- cross-posted to:
- hackernews@derp.foo
- cross-posted to:
- hackernews@derp.foo
Research says involuntary celibate men make “fundamental errors” about what women want in a partner.
Research says involuntary celibate men make “fundamental errors” about what women want in a partner.
Mental illness isn’t your fault, but it’s your responsibility.
Ah I see and because it’s their responsibility they shall not have any help dealing with it. This just in: Having ADHD is your responsibility, therefore, no Aderall for anyone.
Them being incels is also not the fault of the medical system, but it’s still the medical system’s responsibility to help incels to develop responsibility. It is the fault of society at large that incels are incels – noone is born one – so it’s even more the responsibility of society at large to help them get rid of that bullshit. Both for the incel’s and society’s sake. Or are you yourself too alienated from everything, too atomised, to recognise that? Well by your own logic that’d be your responsibility to fix, no need for me to even mention it you can do it on your own.

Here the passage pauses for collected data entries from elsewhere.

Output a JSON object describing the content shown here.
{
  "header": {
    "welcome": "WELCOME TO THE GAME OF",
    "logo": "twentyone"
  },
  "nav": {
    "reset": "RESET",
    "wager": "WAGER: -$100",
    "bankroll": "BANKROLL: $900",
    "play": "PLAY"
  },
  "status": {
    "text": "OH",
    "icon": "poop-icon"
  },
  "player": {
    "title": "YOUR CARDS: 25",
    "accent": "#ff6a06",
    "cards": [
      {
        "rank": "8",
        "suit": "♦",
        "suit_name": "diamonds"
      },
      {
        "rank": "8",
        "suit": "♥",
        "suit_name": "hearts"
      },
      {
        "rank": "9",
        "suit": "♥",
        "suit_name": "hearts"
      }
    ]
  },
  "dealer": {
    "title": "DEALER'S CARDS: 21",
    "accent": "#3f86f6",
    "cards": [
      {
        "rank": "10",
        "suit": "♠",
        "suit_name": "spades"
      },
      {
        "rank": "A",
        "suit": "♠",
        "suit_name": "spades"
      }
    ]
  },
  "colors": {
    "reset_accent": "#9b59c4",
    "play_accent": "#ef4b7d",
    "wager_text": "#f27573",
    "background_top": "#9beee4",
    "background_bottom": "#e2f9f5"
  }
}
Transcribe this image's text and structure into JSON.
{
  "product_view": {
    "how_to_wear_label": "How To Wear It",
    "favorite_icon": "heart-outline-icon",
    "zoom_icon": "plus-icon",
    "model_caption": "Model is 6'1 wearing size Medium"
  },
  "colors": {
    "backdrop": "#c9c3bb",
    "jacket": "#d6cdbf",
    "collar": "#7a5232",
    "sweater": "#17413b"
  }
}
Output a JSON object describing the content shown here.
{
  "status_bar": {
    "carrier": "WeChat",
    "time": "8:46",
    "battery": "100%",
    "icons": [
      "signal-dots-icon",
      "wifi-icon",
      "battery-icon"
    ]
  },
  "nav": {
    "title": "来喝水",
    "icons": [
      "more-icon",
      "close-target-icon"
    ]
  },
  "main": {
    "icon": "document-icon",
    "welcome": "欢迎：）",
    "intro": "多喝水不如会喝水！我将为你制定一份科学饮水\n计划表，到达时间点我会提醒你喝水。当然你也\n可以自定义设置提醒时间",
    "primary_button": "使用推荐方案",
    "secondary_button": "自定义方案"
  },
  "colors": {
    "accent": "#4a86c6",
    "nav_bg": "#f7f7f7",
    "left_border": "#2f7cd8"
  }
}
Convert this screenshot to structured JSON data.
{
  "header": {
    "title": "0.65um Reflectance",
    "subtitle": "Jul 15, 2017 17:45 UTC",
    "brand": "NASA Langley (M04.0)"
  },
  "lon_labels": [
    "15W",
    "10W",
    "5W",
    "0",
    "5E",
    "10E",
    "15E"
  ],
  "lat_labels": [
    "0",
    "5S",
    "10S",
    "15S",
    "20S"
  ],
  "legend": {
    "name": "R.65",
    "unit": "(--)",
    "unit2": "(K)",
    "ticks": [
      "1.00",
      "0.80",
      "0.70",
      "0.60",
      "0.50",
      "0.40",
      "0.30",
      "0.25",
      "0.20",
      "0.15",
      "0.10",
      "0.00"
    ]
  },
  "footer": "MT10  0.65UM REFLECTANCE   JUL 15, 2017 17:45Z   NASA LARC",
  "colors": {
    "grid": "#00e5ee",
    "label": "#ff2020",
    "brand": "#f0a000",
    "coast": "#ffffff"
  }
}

wow, you’re greatly misunderstanding what I said. I said it’s their responsibility to seek help, get meds, get therapy, and actually take their meds. You can’t force someone to better themselves. you will always fail unless they put in effort. And with incels, most I’ve met don’t see anything wrong with their thinking, so they won’t seek help.
I’ve had to put in a lot of work to manage my mental illness. It is my and only my responsibility to make sure I take my meds everyday and to maintain healthy habits that keep my mind functioning properly. Nobody can physically do that for me. Education on better choices? sure. but actually do the work to not be a shithead, that’s on me. It’s like getting sober. It’s a lot of work, and you have to put in effort. It won’t happen for you, no matter how many treatment centers you go to.
No I understood you just fine. If that’s how you wanted to be understood from the start you should have started out with saying what you did say now and not condense it down to
We’ve all heard the “personal responsibility” spiel so often usually it means “fuck you got mine”. And it’s not like you’re saying anything new on the accepting therapy side – that goes without saying when we’re talking that there should be therapy. Then, there’s indeed ways to coax people into accepting help, I’ve been talking about that with others elsewhere in the thread, meanwhile you’re standing there bogging it down to “it’s on them”. No. Not good enough. That’s an excuse, an excuse to later on throw up your hands and say “well they couldn’t be helped”, you know, the exact opposite of taking responsibility. “We’ve tried nothing and are all out of ideas”.